By Mike Parks, CEO, American Red Cross Northeast Ohio Region
RADM USCG (Ret.)
Members of the Northeast Ohio Region of the American Red Cross Family: Although I know many of you have been busy this weekend continuing the lifesaving work of our American Red Cross, I wanted to be sure to encourage each of us to take time to reflect and remember why we even recognize the holiday known as Memorial Day.
Memorial Day is mostly known as the party-packed kickoff weekend to summer, and it includes a day off from work. While, yes, that makes it an amazing annual celebration, the history of Memorial Day is extremely important to keep in mind. It is about honoring all the brave individuals who have lost their lives while serving in the military. This holiday is centuries old, and in the midst of hitting the open road with friends and backyard barbeques, we should at least take a moment to acknowledge all the service members who have died fighting for our freedom. After all, that’s why Memorial Day exists in the first place—and our freedom isn’t “free.”
To all of you, thank you for your tremendous service to the American Red Cross and what you do every day to help our communities. If you’d like to learn more about Memorial Day and the American Red Cross—I’ve included some information below. Have a safe and enjoyable Memorial Day weekend.

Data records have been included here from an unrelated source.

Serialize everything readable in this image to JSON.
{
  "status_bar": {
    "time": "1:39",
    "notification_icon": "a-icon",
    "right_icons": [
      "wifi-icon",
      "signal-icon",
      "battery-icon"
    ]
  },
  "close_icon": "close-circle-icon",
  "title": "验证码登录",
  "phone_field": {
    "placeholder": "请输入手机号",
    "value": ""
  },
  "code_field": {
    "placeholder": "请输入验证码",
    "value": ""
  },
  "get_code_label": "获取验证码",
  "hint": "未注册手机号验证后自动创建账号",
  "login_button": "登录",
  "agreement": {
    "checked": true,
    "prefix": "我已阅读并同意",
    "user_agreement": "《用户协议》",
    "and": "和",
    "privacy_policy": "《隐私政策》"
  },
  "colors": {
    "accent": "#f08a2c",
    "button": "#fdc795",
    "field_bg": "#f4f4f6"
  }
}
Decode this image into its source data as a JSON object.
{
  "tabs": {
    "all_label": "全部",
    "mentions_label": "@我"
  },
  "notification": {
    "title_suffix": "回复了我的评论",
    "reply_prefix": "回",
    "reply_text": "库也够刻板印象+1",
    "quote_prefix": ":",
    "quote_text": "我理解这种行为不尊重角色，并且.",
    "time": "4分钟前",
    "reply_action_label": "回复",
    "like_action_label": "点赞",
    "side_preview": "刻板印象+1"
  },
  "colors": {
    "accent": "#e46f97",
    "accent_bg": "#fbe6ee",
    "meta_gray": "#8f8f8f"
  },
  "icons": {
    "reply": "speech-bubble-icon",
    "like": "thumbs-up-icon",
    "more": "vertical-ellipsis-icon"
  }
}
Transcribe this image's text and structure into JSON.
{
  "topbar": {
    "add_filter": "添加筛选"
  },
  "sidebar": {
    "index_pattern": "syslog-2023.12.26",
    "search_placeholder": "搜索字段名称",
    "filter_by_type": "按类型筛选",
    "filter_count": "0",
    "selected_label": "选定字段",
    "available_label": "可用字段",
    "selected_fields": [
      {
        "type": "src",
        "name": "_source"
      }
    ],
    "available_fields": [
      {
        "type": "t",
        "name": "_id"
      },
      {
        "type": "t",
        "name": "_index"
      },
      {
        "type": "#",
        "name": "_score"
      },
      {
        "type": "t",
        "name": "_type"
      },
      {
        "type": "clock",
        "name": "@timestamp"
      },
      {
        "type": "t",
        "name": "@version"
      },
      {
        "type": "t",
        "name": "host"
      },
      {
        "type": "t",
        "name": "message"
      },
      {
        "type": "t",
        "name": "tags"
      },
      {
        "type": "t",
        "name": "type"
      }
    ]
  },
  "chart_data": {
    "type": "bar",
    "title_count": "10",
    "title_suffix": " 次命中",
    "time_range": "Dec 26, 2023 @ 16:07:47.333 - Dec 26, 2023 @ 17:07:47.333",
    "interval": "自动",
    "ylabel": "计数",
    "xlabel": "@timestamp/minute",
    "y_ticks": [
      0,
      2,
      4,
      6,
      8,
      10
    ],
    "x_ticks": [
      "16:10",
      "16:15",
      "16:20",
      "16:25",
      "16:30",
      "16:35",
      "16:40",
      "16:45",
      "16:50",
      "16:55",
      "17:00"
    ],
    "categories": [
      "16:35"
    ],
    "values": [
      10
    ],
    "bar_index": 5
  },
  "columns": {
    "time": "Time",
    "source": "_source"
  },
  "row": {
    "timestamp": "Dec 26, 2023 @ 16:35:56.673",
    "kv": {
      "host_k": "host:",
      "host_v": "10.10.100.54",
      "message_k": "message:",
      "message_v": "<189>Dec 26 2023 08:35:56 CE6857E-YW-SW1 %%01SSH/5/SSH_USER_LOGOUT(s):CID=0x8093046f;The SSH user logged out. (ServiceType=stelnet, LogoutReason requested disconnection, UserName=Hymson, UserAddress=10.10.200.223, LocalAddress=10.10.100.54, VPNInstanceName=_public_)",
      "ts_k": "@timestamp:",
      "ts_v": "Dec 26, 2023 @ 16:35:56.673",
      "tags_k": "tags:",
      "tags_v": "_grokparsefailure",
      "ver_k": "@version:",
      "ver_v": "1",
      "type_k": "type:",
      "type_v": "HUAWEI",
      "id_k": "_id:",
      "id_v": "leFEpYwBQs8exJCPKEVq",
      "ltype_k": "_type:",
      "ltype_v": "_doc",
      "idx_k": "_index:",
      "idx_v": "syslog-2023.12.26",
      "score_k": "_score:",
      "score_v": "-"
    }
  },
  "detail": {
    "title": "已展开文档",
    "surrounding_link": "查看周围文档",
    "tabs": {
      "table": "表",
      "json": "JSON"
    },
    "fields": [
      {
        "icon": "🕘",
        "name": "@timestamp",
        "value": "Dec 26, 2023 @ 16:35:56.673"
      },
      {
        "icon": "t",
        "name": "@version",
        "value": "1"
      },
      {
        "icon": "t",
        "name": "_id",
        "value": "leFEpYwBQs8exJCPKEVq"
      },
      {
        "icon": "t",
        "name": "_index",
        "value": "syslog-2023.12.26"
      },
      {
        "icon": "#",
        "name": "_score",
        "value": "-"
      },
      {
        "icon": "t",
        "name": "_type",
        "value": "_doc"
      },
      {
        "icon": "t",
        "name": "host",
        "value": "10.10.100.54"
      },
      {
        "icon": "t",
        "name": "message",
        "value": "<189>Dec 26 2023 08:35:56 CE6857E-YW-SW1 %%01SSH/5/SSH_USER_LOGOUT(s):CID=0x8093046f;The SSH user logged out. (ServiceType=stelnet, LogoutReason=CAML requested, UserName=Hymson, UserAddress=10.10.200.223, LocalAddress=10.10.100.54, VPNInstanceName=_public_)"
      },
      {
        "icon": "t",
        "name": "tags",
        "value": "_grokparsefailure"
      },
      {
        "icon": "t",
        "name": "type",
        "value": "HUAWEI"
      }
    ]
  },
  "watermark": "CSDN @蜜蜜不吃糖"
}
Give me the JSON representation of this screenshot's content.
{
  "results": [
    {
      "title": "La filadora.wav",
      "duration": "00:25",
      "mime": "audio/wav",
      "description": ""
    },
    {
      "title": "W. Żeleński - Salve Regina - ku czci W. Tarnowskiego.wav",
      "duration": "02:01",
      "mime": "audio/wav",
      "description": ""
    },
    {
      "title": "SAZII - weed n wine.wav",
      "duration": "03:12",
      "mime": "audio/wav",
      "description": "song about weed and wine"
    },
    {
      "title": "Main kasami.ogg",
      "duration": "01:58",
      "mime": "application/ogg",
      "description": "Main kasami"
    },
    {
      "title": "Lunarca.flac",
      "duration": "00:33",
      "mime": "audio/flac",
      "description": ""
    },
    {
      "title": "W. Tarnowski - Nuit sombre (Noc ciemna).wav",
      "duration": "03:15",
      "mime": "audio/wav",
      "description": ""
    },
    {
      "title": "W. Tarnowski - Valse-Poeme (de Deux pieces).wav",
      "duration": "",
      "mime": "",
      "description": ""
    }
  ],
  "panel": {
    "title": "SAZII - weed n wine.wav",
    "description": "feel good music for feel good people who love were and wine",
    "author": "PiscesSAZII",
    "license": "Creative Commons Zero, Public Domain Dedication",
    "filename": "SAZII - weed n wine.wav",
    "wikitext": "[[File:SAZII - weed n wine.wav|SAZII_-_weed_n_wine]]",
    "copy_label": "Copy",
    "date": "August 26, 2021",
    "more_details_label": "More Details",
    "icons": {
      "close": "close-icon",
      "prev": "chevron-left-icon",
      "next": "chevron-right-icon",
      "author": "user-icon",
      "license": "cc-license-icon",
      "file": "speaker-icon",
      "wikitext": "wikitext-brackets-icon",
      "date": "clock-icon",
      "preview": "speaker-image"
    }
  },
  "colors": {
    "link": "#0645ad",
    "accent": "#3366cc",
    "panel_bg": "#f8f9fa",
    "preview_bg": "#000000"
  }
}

MEMORIAL DAY AND THE AMERICAN RED CROSS
Memorial Day (then known as Decoration Day) originally honored those who died in the Civil War. Because the Civil War occurred on American soil, it had the highest number of American casualties. About 620,000 American soldiers died in the Civil War, whereas 700,000 Americans have died in all other conflicts and wars combined. So following the Civil War, a tradition of decorating soldiers’ graves on a day in spring was born. It’s fitting that the origins of the American Red Cross were found during that same deadly conflict.
When the Civil War began in 1861, Clara Barton was just another clerk at the Patent Office in Washington, D.C. Barton’s great crusade, which helped define modern humanitarianism, began when she saw soldiers crowding into the city without food or shelter prepared for them. More importantly, there was not enough medical care for wounded soldiers returning from the front.
She began distributing food and supplies to sick and wounded soldiers in the area but soon realized there was an even greater need for her services closer to the battlefield. After receiving permission to travel to the front lines, she started delivering medical supplies and tending to wounded soldiers right on the fields of battle, often risking her life to do so. Eventually, army commanders recognized the good work she was doing and gave her responsibility for all the Union’s hospitals along the James River.
After the war, Barton continued her humanitarian work by helping relatives find the remains of 22,000 soldiers who’d been reported missing. She also helped identify — and bury — 13,000 casualties of the Andersonville Prison Camp in Georgia.
After four years of this work, Barton took a break and visited Europe. But any chance for a restful vacation ended when she learned of the International Committee of the Red Cross (ICRC), which had been founded in Geneva in 1864. She was drawn to its mission of providing international aid to protect the sick and wounded on all sides in war.
Barton stayed to help civilians caught up in the Franco-Prussian War, and when she returned to the States, she urged the U.S. government to sign the Geneva Treaty that created the ICRC. U.S. approval to join the international organization came in 1881, and the American Red Cross was incorporated on May 21 of that year.
Now, 135 years later, the American Red Cross is still going strong, providing shelter, food, and healthcare services at roughly 70,000 disasters every year, from single-home fires to earthquakes that affect millions. Its blood program collects, tests, and types over 40 percent of the country’s blood supply. It delivers needed services to 150,000 military families each year, including training and support for wounded veterans. The Red Cross also provides training in first aid, CPR, and lifeguarding. As part of an international organization, it joins the Red Cross in 187 countries to help over 100 million people worldwide every year.